Une cuve d’agrodiesel au Salvador. CAZEBAS/AFP

S’ils ne représentent que quelques gouttes dans un océan d’essence et de diesel (15,5 millions de tonnes « d’équivalent pétrole » en 2004, 0,2 % seulement de la consommation mondiale totale), les agrocarburants pourraient voir tripler leur production d’ici à 2010, selon l’Agence internationale de l’énergie. Il se construit en moyenne une nouvelle usine d’éthanol et de diester par jour dans le monde. Objectif : remplir les réservoirs, d’abord dans les pays industrialisés, où ont lieu la majorité des déplacements sur route.

Le développement considérable promis à ces filières prépare de graves bouleversements ­ agricoles, écologiques, sociaux, économiques ­, dont on mesure déjà les premiers effets.

Ainsi, la demande d’éthanol, dynamisée par la flambée des prix du pétrole, a déjà provoqué une hausse importante du coût des céréales alimentaires aux États-Unis (maïs principalement), désormais « indexé » de fait sur les cours du brut ! Selon les chercheurs de l’International Food Policy Research Institute (États-Unis), les cours du maïs pourraient bondir de 41 % d’ici à 2020, et de 76 % pour les oléagineux ! Le renchérissement des denrées alimentaires affectera d’abord les plus démunis, dont la majeure partie du budget passe dans la nourriture. La faim pourrait ainsi toucher 1,2 milliard de personnes en 2025, contre 830 millions aujourd’hui.

D’ores et déjà, la compétition pour l’affectation des productions agricoles ­ alimentaires ou énergétiques ­ est engagée. Au Brésil, l’expansion de la canne à sucre et du soja pousse les élevages vers l’Amazonie, aggravant les menaces de déforestation. Dans ce pays, l’éthanol sert d’abord aux voitures brésiliennes, mais la croissance planifiée de sa production vise les marchés à l’exportation.

Un sort particulier attend les pays tropicaux, au climat très favorable aux plantes à huile.

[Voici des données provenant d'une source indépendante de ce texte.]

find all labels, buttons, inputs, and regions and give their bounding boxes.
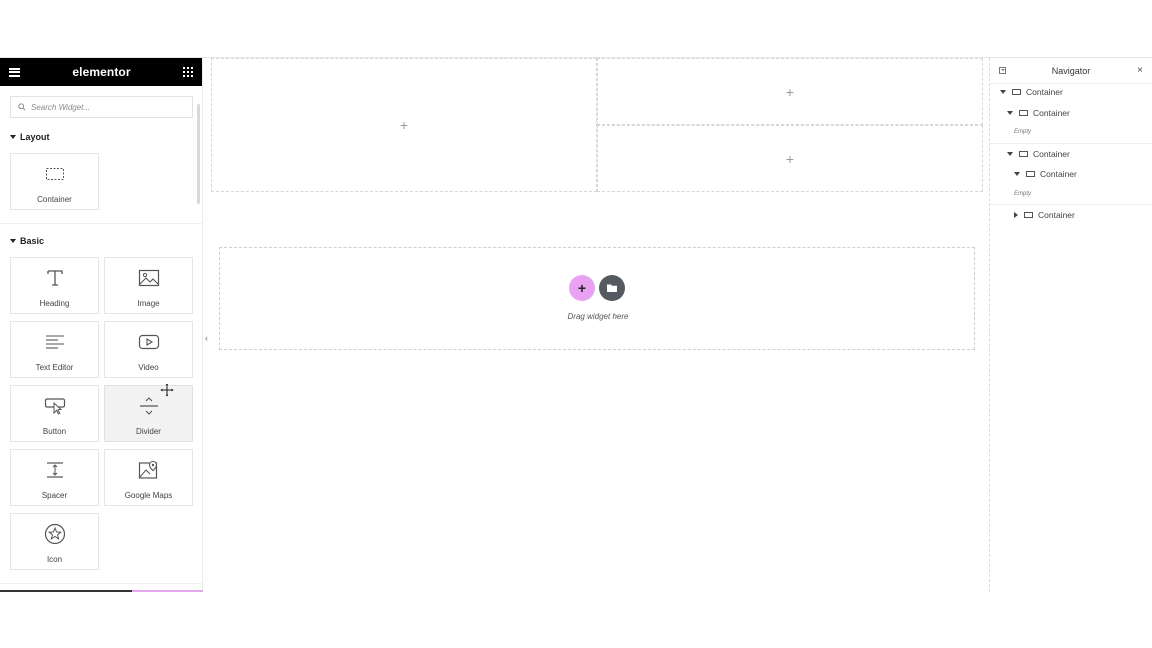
search-icon	[18, 103, 26, 111]
editor-canvas: + + + + Drag widget here	[211, 58, 989, 592]
navigator-item[interactable]: Container	[990, 164, 1152, 184]
caret-down-icon	[10, 239, 16, 243]
navigator-item-label: Container	[1026, 87, 1063, 97]
spacer-icon	[44, 459, 66, 481]
divider-icon	[138, 395, 160, 417]
caret-down-icon[interactable]	[1000, 90, 1006, 94]
empty-indicator: Empty	[1014, 191, 1032, 197]
navigator-title: Navigator	[1051, 65, 1091, 76]
text-editor-icon	[44, 331, 66, 353]
editor-window: elementor Layout Container Basic	[0, 57, 1152, 592]
widget-label: Text Editor	[35, 363, 74, 372]
brand-logo: elementor	[72, 65, 131, 79]
widget-divider[interactable]: Divider	[104, 385, 193, 442]
navigator-item[interactable]: Container	[990, 144, 1152, 164]
widget-video[interactable]: Video	[104, 321, 193, 378]
container-icon	[1024, 212, 1033, 218]
widget-label: Video	[138, 363, 159, 372]
section-basic[interactable]: Basic	[10, 236, 44, 246]
widget-label: Container	[37, 195, 72, 204]
widget-button[interactable]: Button	[10, 385, 99, 442]
add-section-area[interactable]: + Drag widget here	[219, 247, 975, 350]
widgets-grid-icon[interactable]	[182, 67, 193, 77]
search-input[interactable]	[31, 102, 181, 112]
close-icon[interactable]: ×	[1137, 65, 1143, 76]
footer-progress-dark	[0, 590, 132, 592]
collapse-panel-icon[interactable]: ‹	[205, 333, 208, 343]
navigator-item-label: Container	[1033, 149, 1070, 159]
container-icon	[1019, 151, 1028, 157]
divider	[0, 583, 203, 584]
widget-label: Google Maps	[124, 491, 173, 500]
navigator-header: Navigator ×	[990, 58, 1152, 84]
container-drop-zone[interactable]: +	[597, 58, 983, 125]
caret-right-icon[interactable]	[1014, 212, 1018, 218]
add-element-icon[interactable]: +	[400, 117, 408, 133]
section-layout[interactable]: Layout	[10, 132, 50, 142]
star-icon	[44, 523, 66, 545]
add-element-icon[interactable]: +	[786, 151, 794, 167]
image-icon	[138, 267, 160, 289]
widget-spacer[interactable]: Spacer	[10, 449, 99, 506]
widget-google-maps[interactable]: Google Maps	[104, 449, 193, 506]
widget-heading[interactable]: Heading	[10, 257, 99, 314]
widget-label: Spacer	[41, 491, 68, 500]
navigator-item-label: Container	[1040, 169, 1077, 179]
panel-scrollbar[interactable]	[197, 104, 200, 204]
panel-header: elementor	[0, 58, 202, 86]
widget-text-editor[interactable]: Text Editor	[10, 321, 99, 378]
container-icon	[1012, 89, 1021, 95]
add-section-button[interactable]: +	[569, 275, 595, 301]
widget-label: Button	[42, 427, 67, 436]
video-icon	[138, 331, 160, 353]
drag-widget-hint: Drag widget here	[567, 312, 629, 321]
navigator-item[interactable]: Container	[990, 103, 1152, 123]
add-element-icon[interactable]: +	[786, 84, 794, 100]
caret-down-icon[interactable]	[1007, 111, 1013, 115]
google-maps-icon	[138, 459, 160, 481]
navigator-item[interactable]: Container	[990, 82, 1152, 102]
hamburger-menu-icon[interactable]	[9, 67, 20, 77]
template-library-button[interactable]	[599, 275, 625, 301]
container-drop-zone[interactable]: +	[211, 58, 597, 192]
navigator-item-label: Container	[1033, 108, 1070, 118]
navigator-panel: Navigator × Container Container Empty Co…	[989, 58, 1152, 592]
footer-progress	[0, 590, 203, 592]
widget-icon[interactable]: Icon	[10, 513, 99, 570]
caret-down-icon[interactable]	[1014, 172, 1020, 176]
widget-container[interactable]: Container	[10, 153, 99, 210]
folder-icon	[607, 284, 617, 292]
section-title: Basic	[20, 236, 45, 246]
collapse-all-icon[interactable]	[999, 67, 1006, 74]
container-drop-zone[interactable]: +	[597, 125, 983, 192]
container-icon	[45, 163, 65, 185]
button-icon	[44, 395, 66, 417]
navigator-item[interactable]: Container	[990, 205, 1152, 225]
plus-icon: +	[577, 280, 587, 296]
empty-indicator: Empty	[1014, 129, 1032, 135]
container-icon	[1026, 171, 1035, 177]
navigator-item-label: Container	[1038, 210, 1075, 220]
widget-label: Image	[137, 299, 160, 308]
widgets-panel: elementor Layout Container Basic	[0, 58, 203, 592]
widget-label: Icon	[46, 555, 63, 564]
widget-label: Heading	[39, 299, 70, 308]
heading-icon	[45, 267, 65, 289]
widget-label: Divider	[136, 427, 161, 436]
widget-image[interactable]: Image	[104, 257, 193, 314]
search-widget-field[interactable]	[10, 96, 193, 118]
container-icon	[1019, 110, 1028, 116]
divider	[0, 223, 203, 224]
move-cursor-icon	[159, 382, 175, 402]
caret-down-icon[interactable]	[1007, 152, 1013, 156]
caret-down-icon	[10, 135, 16, 139]
section-title: Layout	[20, 132, 50, 142]
footer-progress-pink	[132, 590, 203, 592]
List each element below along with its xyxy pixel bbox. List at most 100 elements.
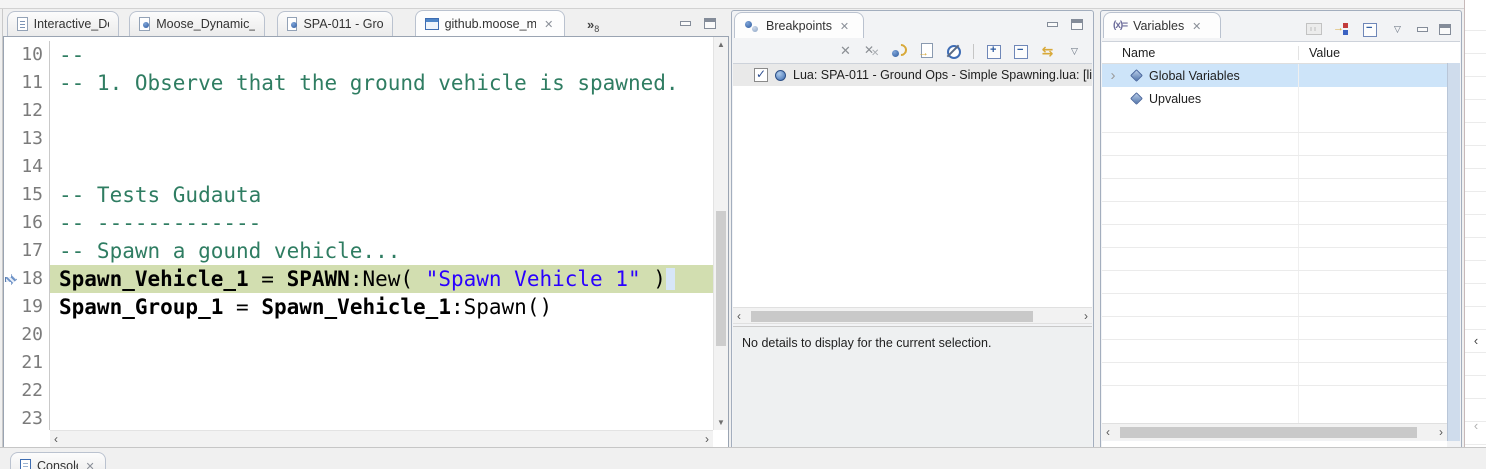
variables-header-row: Name Value bbox=[1102, 42, 1460, 64]
code-global: Spawn_Vehicle_1 bbox=[261, 295, 451, 319]
minimize-icon[interactable] bbox=[680, 21, 691, 26]
scrollbar-thumb[interactable] bbox=[1120, 427, 1417, 438]
scroll-down-icon[interactable] bbox=[714, 418, 728, 427]
link-with-debug-icon[interactable] bbox=[1039, 43, 1056, 59]
breakpoint-checkbox[interactable] bbox=[754, 68, 768, 82]
remove-breakpoint-icon[interactable] bbox=[837, 43, 854, 59]
view-menu-icon[interactable] bbox=[1066, 43, 1083, 59]
scroll-left-icon[interactable] bbox=[1468, 418, 1484, 438]
code-line[interactable]: Spawn_Group_1 = Spawn_Vehicle_1:Spawn() bbox=[50, 293, 713, 321]
scroll-left-icon[interactable] bbox=[1468, 333, 1484, 353]
code-line[interactable] bbox=[50, 153, 713, 181]
annotation-ruler-cell[interactable] bbox=[4, 293, 18, 321]
window-file-icon bbox=[425, 18, 439, 30]
annotation-ruler-cell[interactable] bbox=[4, 405, 18, 430]
code-row: 23 bbox=[4, 405, 713, 430]
scrollbar-thumb[interactable] bbox=[751, 311, 1033, 322]
variable-row-global-variables[interactable]: Global Variables bbox=[1102, 64, 1460, 87]
show-logical-structure-icon[interactable] bbox=[1333, 21, 1350, 37]
collapse-all-icon[interactable] bbox=[1361, 21, 1378, 37]
tab-label: github.moose_mi bbox=[445, 17, 537, 31]
show-type-names-icon[interactable] bbox=[1306, 23, 1322, 35]
breakpoints-tab[interactable]: Breakpoints bbox=[734, 12, 864, 38]
editor-vertical-scrollbar[interactable] bbox=[713, 37, 728, 430]
annotation-ruler-cell[interactable] bbox=[4, 349, 18, 377]
annotation-ruler-cell[interactable] bbox=[4, 321, 18, 349]
skip-all-breakpoints-icon[interactable] bbox=[945, 43, 962, 59]
console-icon bbox=[20, 459, 31, 469]
code-line[interactable]: -- 1. Observe that the ground vehicle is… bbox=[50, 69, 713, 97]
code-line[interactable]: -- Tests Gudauta bbox=[50, 181, 713, 209]
lua-file-icon bbox=[139, 17, 150, 31]
annotation-ruler-cell[interactable] bbox=[4, 69, 18, 97]
code-row: 10 -- bbox=[4, 41, 713, 69]
maximize-icon[interactable] bbox=[704, 18, 716, 29]
annotation-ruler-cell[interactable] bbox=[4, 265, 18, 293]
remove-all-breakpoints-icon[interactable] bbox=[864, 43, 881, 59]
breakpoints-tab-label: Breakpoints bbox=[766, 19, 832, 33]
go-to-file-icon[interactable] bbox=[918, 43, 935, 59]
expand-all-icon[interactable] bbox=[985, 43, 1002, 59]
annotation-ruler-cell[interactable] bbox=[4, 209, 18, 237]
maximize-icon[interactable] bbox=[1071, 19, 1083, 30]
scroll-left-icon[interactable] bbox=[737, 309, 741, 323]
annotation-ruler-cell[interactable] bbox=[4, 237, 18, 265]
column-header-value[interactable]: Value bbox=[1298, 46, 1460, 60]
close-icon[interactable] bbox=[1190, 19, 1203, 33]
editor-horizontal-scrollbar[interactable] bbox=[50, 430, 713, 447]
tab-interactive-deb[interactable]: Interactive_Deb bbox=[7, 11, 119, 36]
tab-spa-011[interactable]: SPA-011 - Groun bbox=[277, 11, 393, 36]
line-number: 18 bbox=[18, 265, 50, 293]
annotation-ruler-cell[interactable] bbox=[4, 153, 18, 181]
tab-github-moose[interactable]: github.moose_mi bbox=[415, 10, 565, 36]
scroll-right-icon[interactable] bbox=[705, 432, 709, 446]
annotation-ruler-cell[interactable] bbox=[4, 377, 18, 405]
show-supported-breakpoints-icon[interactable] bbox=[891, 43, 908, 59]
variables-tab[interactable]: (x)= Variables bbox=[1103, 12, 1221, 38]
annotation-ruler-cell[interactable] bbox=[4, 125, 18, 153]
variables-vertical-scrollbar[interactable] bbox=[1447, 63, 1460, 441]
close-icon[interactable] bbox=[542, 17, 555, 31]
annotation-ruler-cell[interactable] bbox=[4, 41, 18, 69]
collapse-all-icon[interactable] bbox=[1012, 43, 1029, 59]
annotation-ruler-cell[interactable] bbox=[4, 97, 18, 125]
code-line[interactable]: -- ------------- bbox=[50, 209, 713, 237]
code-line[interactable] bbox=[50, 405, 713, 430]
code-line[interactable] bbox=[50, 377, 713, 405]
code-line[interactable] bbox=[50, 97, 713, 125]
variables-horizontal-scrollbar[interactable] bbox=[1102, 423, 1447, 440]
minimize-icon[interactable] bbox=[1047, 22, 1058, 27]
scroll-right-icon[interactable] bbox=[1439, 425, 1443, 439]
column-header-name[interactable]: Name bbox=[1102, 46, 1298, 60]
code-line[interactable]: -- bbox=[50, 41, 713, 69]
close-icon[interactable] bbox=[84, 459, 96, 469]
tab-overflow-chevron[interactable]: 8 bbox=[587, 17, 599, 34]
code-line[interactable]: Spawn_Vehicle_1 = SPAWN:New( "Spawn Vehi… bbox=[50, 265, 713, 293]
view-menu-icon[interactable] bbox=[1389, 21, 1406, 37]
scroll-right-icon[interactable] bbox=[1084, 309, 1088, 323]
scroll-up-icon[interactable] bbox=[714, 40, 728, 49]
empty-rows-grid bbox=[1102, 110, 1447, 397]
scrollbar-thumb[interactable] bbox=[716, 211, 726, 346]
breakpoint-item[interactable]: Lua: SPA-011 - Ground Ops - Simple Spawn… bbox=[733, 64, 1092, 86]
code-row: 11 -- 1. Observe that the ground vehicle… bbox=[4, 69, 713, 97]
code-row: 20 bbox=[4, 321, 713, 349]
code-line[interactable] bbox=[50, 349, 713, 377]
code-line[interactable] bbox=[50, 125, 713, 153]
maximize-icon[interactable] bbox=[1439, 24, 1451, 35]
console-tab[interactable]: Console bbox=[10, 452, 106, 469]
variable-name: Upvalues bbox=[1149, 92, 1201, 106]
variable-name: Global Variables bbox=[1149, 69, 1240, 83]
scroll-left-icon[interactable] bbox=[54, 432, 58, 446]
code-row: 16 -- ------------- bbox=[4, 209, 713, 237]
code-line[interactable] bbox=[50, 321, 713, 349]
code-line[interactable]: -- Spawn a gound vehicle... bbox=[50, 237, 713, 265]
expand-chevron-icon[interactable] bbox=[1102, 64, 1124, 87]
tab-moose-dynamic[interactable]: Moose_Dynamic_L bbox=[129, 11, 265, 36]
minimize-icon[interactable] bbox=[1417, 27, 1428, 32]
breakpoints-horizontal-scrollbar[interactable] bbox=[733, 307, 1092, 324]
variable-row-upvalues[interactable]: Upvalues bbox=[1102, 87, 1460, 110]
close-icon[interactable] bbox=[838, 19, 851, 33]
annotation-ruler-cell[interactable] bbox=[4, 181, 18, 209]
scroll-left-icon[interactable] bbox=[1106, 425, 1110, 439]
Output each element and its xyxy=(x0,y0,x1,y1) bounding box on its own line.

Il porte le nom d’ Elaeis guineensis , le palmier à huile intouchable, du fait de son rendement exceptionnel. Ses fruits produisent à l’hectare 10 fois plus d’huile que le soja ! Celle-ci est déjà la plus commercialisée au monde, entrant dans la composition d’une multitude de produits : huiles de cuisine, margarines, plats cuisinés, détergents et désormais agrodiesel, sans conteste le produit phare des prochaines années. Autre « avantage comparatif » de cet arbre tropical : les salaires et les conditions de travail sont fréquemment déplorables dans les plantations de pays où les droits sociaux sont très limités ou inexistants…

Si les fruits sont pressés sur place, ce sont les pays industrialisés qui tirent profit, à ce jour, de l’indispensable processus de raffinage de l’huile de palme : dans l’Union européenne, deuxième importateur mondial, les Pays-Bas et l’Allemagne sont ainsi respectivement troisième et septième… exportateurs mondiaux, vers plus de cinquante pays !

Sud producteur de matière première, Nord transformateur et consommateur : l’huile de palme, plus que tout autre agrocarburant, dessine déjà, en ce début de XXIe siècle, une nouvelle escroquerie colonialiste. Et déguisée, funeste présage, sous des oripeaux écologiques.